Everest
They came, they’ve gone back. Miserable death
summoned this one, kept that one; in groups they go
away, come back. On avalanches,
on the spotless sky’s walls reverberate
my loud laughter, scaring them. I watch quietly.
Far, far below the wild spring burns.
There - water; there - the flood of floral hues, the turning of the
season-cycle.
Here seasonal ways are useless. No mad spring. Time is without end.
Still - you people?
Only snow-storms, the crashing of avalanches, light that blinds, and
darkness
that blots out creation, night and day without youth or old age; stupefied
time.
There’s neither gold nor coal, the possibility of an empire is zero;
still - you people?
Miserable death will summon someone, I summon none.
It’s death who will keep someone, but still I don’t keep anyone.
Then one day they will climb the last peak, plant a flag and return.
Still - me.
The flag of their victorious noises will fly, not here.

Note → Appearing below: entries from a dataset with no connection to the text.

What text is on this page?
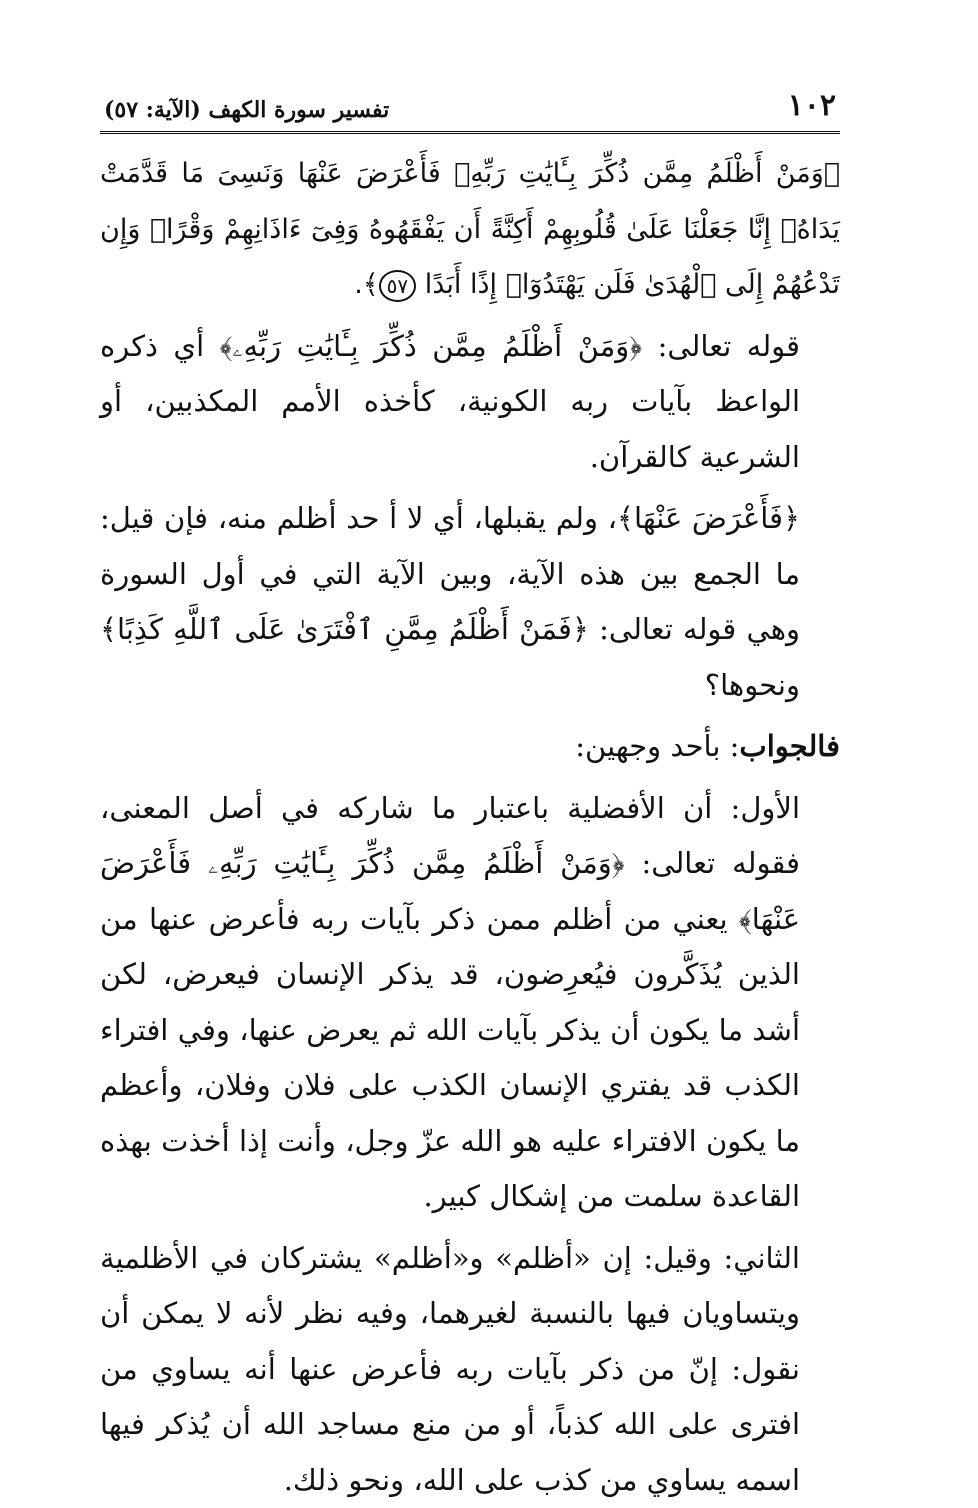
١٠٢
تفسير سورة الكهف (الآية: ٥٧)

﴿وَمَنْ أَظْلَمُ مِمَّن ذُكِّرَ بِـَٔايَٰتِ رَبِّهِۦ فَأَعْرَضَ عَنْهَا وَنَسِىَ مَا قَدَّمَتْ يَدَاهُۚ إِنَّا جَعَلْنَا عَلَىٰ قُلُوبِهِمْ أَكِنَّةً أَن يَفْقَهُوهُ وَفِىٓ ءَاذَانِهِمْ وَقْرًاۖ وَإِن تَدْعُهُمْ إِلَى ٱلْهُدَىٰ فَلَن يَهْتَدُوٓا۟ إِذًا أَبَدًا ٥٧﴾.

قوله تعالى: ﴿وَمَنْ أَظْلَمُ مِمَّن ذُكِّرَ بِـَٔايَٰتِ رَبِّهِۦ﴾ أي ذكره الواعظ بآيات ربه الكونية، كأخذه الأمم المكذبين، أو الشرعية كالقرآن.

﴿فَأَعْرَضَ عَنْهَا﴾، ولم يقبلها، أي لا أ حد أظلم منه، فإن قيل: ما الجمع بين هذه الآية، وبين الآية التي في أول السورة وهي قوله تعالى: ﴿فَمَنْ أَظْلَمُ مِمَّنِ ٱفْتَرَىٰ عَلَى ٱللَّهِ كَذِبًا﴾ ونحوها؟

فالجواب: بأحد وجهين:

الأول: أن الأفضلية باعتبار ما شاركه في أصل المعنى، فقوله تعالى: ﴿وَمَنْ أَظْلَمُ مِمَّن ذُكِّرَ بِـَٔايَٰتِ رَبِّهِۦ فَأَعْرَضَ عَنْهَا﴾ يعني من أظلم ممن ذكر بآيات ربه فأعرض عنها من الذين يُذَكَّرون فيُعرِضون، قد يذكر الإنسان فيعرض، لكن أشد ما يكون أن يذكر بآيات الله ثم يعرض عنها، وفي افتراء الكذب قد يفتري الإنسان الكذب على فلان وفلان، وأعظم ما يكون الافتراء عليه هو الله عزّ وجل، وأنت إذا أخذت بهذه القاعدة سلمت من إشكال كبير.

الثاني: وقيل: إن «أظلم» و«أظلم» يشتركان في الأظلمية ويتساويان فيها بالنسبة لغيرهما، وفيه نظر لأنه لا يمكن أن نقول: إنّ من ذكر بآيات ربه فأعرض عنها أنه يساوي من افترى على الله كذباً، أو من منع مساجد الله أن يُذكر فيها اسمه يساوي من كذب على الله، ونحو ذلك.
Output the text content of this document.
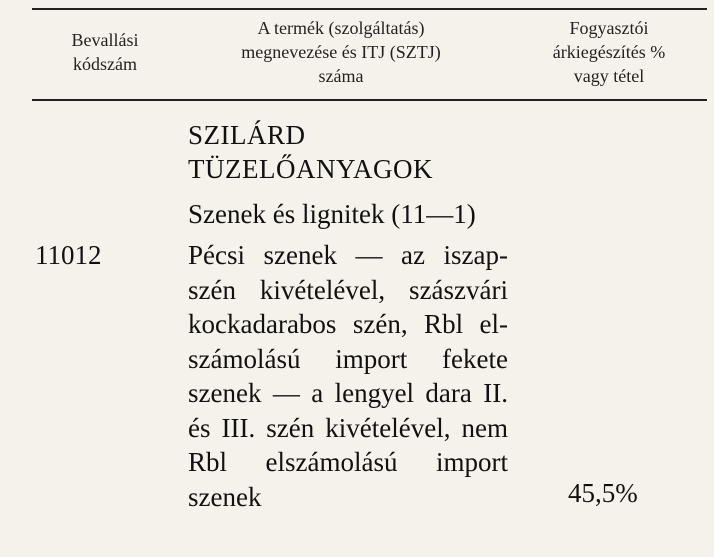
Bevallási
kódszám
A termék (szolgáltatás)
megnevezése és ITJ (SZTJ)
száma
Fogyasztói
árkiegészítés %
vagy tétel
SZILÁRD
TÜZELŐANYAGOK
Szenek és lignitek (11—1)
11012	Pécsi szenek — az iszap-
szén kivételével, szászvári
kockadarabos szén, Rbl el-
számolású import fekete
szenek — a lengyel dara II.
és III. szén kivételével, nem
Rbl elszámolású import
szenek	45,5%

More will come at the century’s end, perhaps after man’s bloodsoaked
mayhem.
Markets will open in inaccessible lands, pleasure-gardens in terrifying
forests -
not here, not here.
Markets bazaars shops ports factories military parades,
flowers birds springtimes, birth death love
transformed by time’s oblique passage. Earth’s rebirth at the century’s
end.
I watch quietly. For here there is no time.
Century after century as endless as snow-spray.
Only me.
Not mine; memories, the ways of seasons, changes of motion.
Memory is time’s skeleton, and I am timeless. Let them come repeatedly
in fearless amazement, joyous triumph, the fertile overflow of brains;
still - me.
Intellect imagination amazement desire - nothing’s mine.
I’m ever-barren, ever-lonely.
They will know the end of mystery, yet mystery is endless.
In so many summers they will circumambulate me in amazement.
I have no summer, winter, spring. Timeless, without youth or old age,
there’s only me.
Here - only the blustering wind, like snow of invisible motion,
only my loud laughter echoing on crashing avalanches;
no horizon, no path - is this for ever? Is this a dream?
Only me.
And you who today, standing on a mound eight and a half thousand high,
are watching me, stuck between two peaks,
looking like a white giant’s thumb (Or is it a shy new bride, her face
lowered?) -
some of you poets, some trembling with greed, with cameras open -
it you knew, if you heard, if you understood,
you would be afraid, you would quietly hide your faces in the green plains.
Written 11 October 1938.
Note: Unsuccessful attenpts on Everest in the thirties: Ruttledge (1933, 1936), Shipton (1935), Harold William Tilman (1938).